[Liste] Ungewöhnliche Museums-Objekte können Ankerpunkte für Emotionen, Denkanstöße und Diskussionen sein – das zeigen die hier präsentierten Exponate aus dem deutschsprachigen Raum. Sie wirken kurios, wie die Verhütungs-Gurke aus dem Münchner Stadtmuseum, sie irritieren, wie die Guilllotine für Mäuse aus dem Hällisch-Fränkischen Museum in Schwäbisch Hall, oder sie zeugen von Erfindergeist, wie der Automatikspaten aus dem Technikmuseum Magdeburg. Die Geschichten, die diese Objekte erzählen, können unterhaltsam sein, wie die der Puppe, die einst dem Musiker Elton John gehörte und die nun zur Sammlung des Internationalen Maritimen Museum Hamburg gehört. Die Objekte können aber auch einen Einblick in historische Anwendungen geben, für die es heute modernen Ersatz gibt, etwa die Unschlitt-Wurst aus dem Historischen Museum Thurgau in der Schweiz.

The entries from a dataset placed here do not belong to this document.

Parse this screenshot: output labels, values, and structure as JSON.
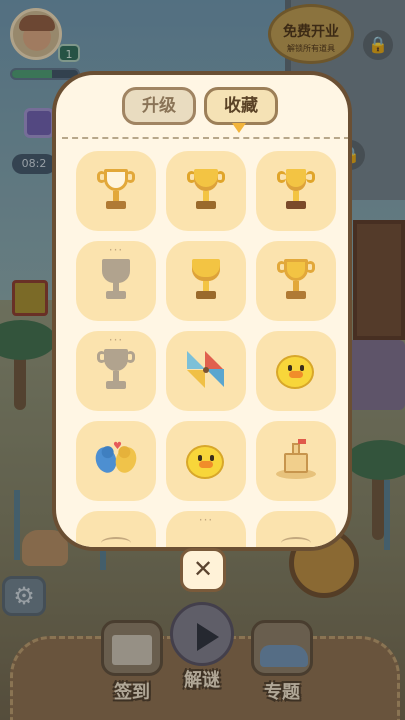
{
  "hud": {
    "level": "1",
    "xp_progress": 0.6,
    "timer": "08:2",
    "promo_title": "免费开业",
    "promo_subtitle": "解锁所有道具"
  },
  "modal": {
    "tabs": [
      {
        "label": "升级",
        "active": false
      },
      {
        "label": "收藏",
        "active": true
      }
    ],
    "items": [
      {
        "icon": "white-trophy-icon",
        "locked": false
      },
      {
        "icon": "gold-trophy-icon",
        "locked": false
      },
      {
        "icon": "gold-trophy-icon",
        "locked": false
      },
      {
        "icon": "grey-trophy-icon",
        "locked": true
      },
      {
        "icon": "gold-trophy-icon",
        "locked": false
      },
      {
        "icon": "white-trophy-icon",
        "locked": false
      },
      {
        "icon": "grey-trophy-icon",
        "locked": true
      },
      {
        "icon": "pinwheel-icon",
        "locked": false
      },
      {
        "icon": "rubber-duck-icon",
        "locked": false
      },
      {
        "icon": "lovebirds-icon",
        "locked": false
      },
      {
        "icon": "rubber-duck-icon",
        "locked": false
      },
      {
        "icon": "sandcastle-icon",
        "locked": false
      }
    ],
    "close_symbol": "✕"
  },
  "bottom_nav": {
    "sign_in": "签到",
    "puzzle": "解谜",
    "topic": "专题"
  },
  "colors": {
    "panel_bg": "#fff6e4",
    "cell_bg": "#fbe3ae",
    "border": "#6a4f33",
    "accent": "#f2b43b"
  }
}
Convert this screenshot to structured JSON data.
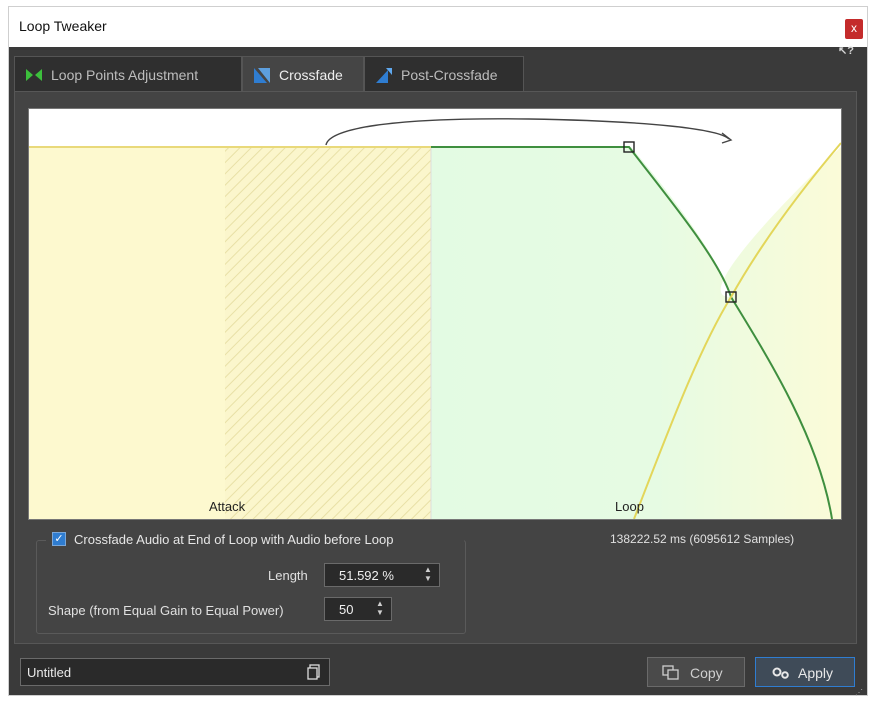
{
  "window": {
    "title": "Loop Tweaker",
    "close_label": "x"
  },
  "tabs": [
    {
      "label": "Loop Points Adjustment",
      "icon": "loop-points-icon",
      "active": false
    },
    {
      "label": "Crossfade",
      "icon": "crossfade-icon",
      "active": true
    },
    {
      "label": "Post-Crossfade",
      "icon": "post-crossfade-icon",
      "active": false
    }
  ],
  "graph": {
    "attack_label": "Attack",
    "loop_label": "Loop"
  },
  "crossfade": {
    "checkbox_label": "Crossfade Audio at End of Loop with Audio before Loop",
    "checked": true,
    "length_label": "Length",
    "length_value": "51.592 %",
    "shape_label": "Shape (from Equal Gain to Equal Power)",
    "shape_value": "50",
    "duration_text": "138222.52 ms (6095612 Samples)"
  },
  "footer": {
    "preset_name": "Untitled",
    "copy_label": "Copy",
    "apply_label": "Apply"
  },
  "colors": {
    "attack_fill": "#fdf9cf",
    "loop_fill": "#e3fbe3",
    "fade_out_curve": "#3f8f3f",
    "fade_in_curve": "#e3d65a",
    "accent": "#2f7dd1"
  }
}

Doch eines haben alle hier vorgestellten Objekte gemeinsam: Ihre ungewöhnlichen Geschichten verdienen es, erzählt zu werden.
Teil 1
⇒ Kuriose Apparate: Eine Guilllotine für Mäuse | Die Schreibkugel | Der Automatikspaten | Ein Mechanischer Staubsauger | Der Rillenapparat | Ein Trinkspiel-Automat
⇒ Skurrile Dinge: Elton John’s Statue | Der Meermensch | Die Verhütungs-Gurke | Eine Unschlitt-Wurst | Steinzeit-Kaugummi | Kokosnuss-Post | Murggeniste | Ein Neanderthal-Fußballer | Ein zerkauter Löffel | Eine Stabrunka
In Teil 2 geht es um seltsame Tiere und um merkwürdige Kunst.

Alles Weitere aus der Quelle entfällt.